JFK was not a hawk in the sense that he did not have blind faith in the use of force as a cure for all problems, but he was certainly no dove either. He was entirely willing to threaten the use of force and to use force when he believed the situation required it. He made it clear to the Soviets that he was willing to go to war over Berlin. He increased the number of military advisors in South Vietnam from 700 to nearly 16,000 in less than three years. On the day he was assassinated, JFK touted his military buildup to the Fort Worth Chamber of Commerce:

          In the past 3 years we have increased the defense budget of the United States by over 20 percent; increased the program of acquisition for Polaris submarines from 24 to 41; increased our Minuteman missile purchase program by more than 75 percent; doubled the number of strategic bombers and missiles on alert; doubled the number of nuclear weapons available in the strategic alert forces; increased the tactical nuclear forces deployed in Western Europe by over 60 percent; added five combat ready divisions to the Army of the United States, and five tactical fighter wings to the Air Force of the United States; increased our strategic airlift capability by 75 percent; and increased our special counter-insurgency forces which are engaged now in South Viet-Nam by 600 percent. I hope those who want a stronger America and place it on some signs will also place those figures next to it. (John F. Kennedy - Speech to the Forth Worth Chamber of Commerce - American Rhetoric)

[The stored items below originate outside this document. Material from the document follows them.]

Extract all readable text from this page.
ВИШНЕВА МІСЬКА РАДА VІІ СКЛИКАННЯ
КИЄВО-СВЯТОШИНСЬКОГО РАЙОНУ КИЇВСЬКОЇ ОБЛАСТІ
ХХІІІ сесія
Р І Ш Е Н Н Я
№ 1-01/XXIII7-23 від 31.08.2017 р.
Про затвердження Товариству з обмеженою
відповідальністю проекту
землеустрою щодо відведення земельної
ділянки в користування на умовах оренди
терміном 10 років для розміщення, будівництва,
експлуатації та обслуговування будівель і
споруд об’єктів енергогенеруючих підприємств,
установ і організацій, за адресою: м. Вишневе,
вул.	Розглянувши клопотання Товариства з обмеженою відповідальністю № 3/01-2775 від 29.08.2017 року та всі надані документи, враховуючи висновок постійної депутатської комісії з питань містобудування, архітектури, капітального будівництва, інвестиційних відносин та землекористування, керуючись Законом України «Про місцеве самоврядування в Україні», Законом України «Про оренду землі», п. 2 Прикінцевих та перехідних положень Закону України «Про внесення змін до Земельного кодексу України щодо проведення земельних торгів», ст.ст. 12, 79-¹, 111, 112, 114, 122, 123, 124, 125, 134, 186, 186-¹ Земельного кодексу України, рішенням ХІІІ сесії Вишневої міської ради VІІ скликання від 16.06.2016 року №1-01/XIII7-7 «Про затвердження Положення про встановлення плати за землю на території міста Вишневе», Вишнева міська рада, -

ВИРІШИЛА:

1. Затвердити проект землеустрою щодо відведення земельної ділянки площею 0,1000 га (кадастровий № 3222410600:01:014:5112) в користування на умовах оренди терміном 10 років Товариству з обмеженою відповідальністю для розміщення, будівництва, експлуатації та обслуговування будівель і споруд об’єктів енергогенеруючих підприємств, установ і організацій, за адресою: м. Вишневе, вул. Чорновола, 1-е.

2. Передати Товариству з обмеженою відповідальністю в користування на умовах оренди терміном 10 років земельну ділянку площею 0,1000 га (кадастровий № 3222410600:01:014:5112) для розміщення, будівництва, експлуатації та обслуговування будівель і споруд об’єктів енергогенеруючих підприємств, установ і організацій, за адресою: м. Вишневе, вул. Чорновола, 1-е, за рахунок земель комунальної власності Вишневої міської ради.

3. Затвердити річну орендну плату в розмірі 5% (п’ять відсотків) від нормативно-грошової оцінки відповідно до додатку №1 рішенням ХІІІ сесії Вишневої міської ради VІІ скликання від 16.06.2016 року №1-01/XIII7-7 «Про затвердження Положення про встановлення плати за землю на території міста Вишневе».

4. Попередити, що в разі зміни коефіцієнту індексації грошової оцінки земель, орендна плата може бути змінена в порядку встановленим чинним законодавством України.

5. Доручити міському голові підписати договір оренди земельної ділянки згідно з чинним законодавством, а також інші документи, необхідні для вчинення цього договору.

Nor was JFK a liberal when it came to taxes and spending. He held federal spending to very modest levels of growth, was determined to balance the budget, and proposed one of the biggest tax cuts for the wealthy in American history. He also proposed a 9% cut (i.e., a cut of 5 percentage points) in the corporate tax rate. As the JFK Library points out, his income tax cut proposal called for cutting taxes from a range of 20-91% to 14-65% giving the rich a massive tax cut of 26 percentage points, a reduction of nearly 30% (John F. Kennedy on the Economy and Taxes | JFK Library).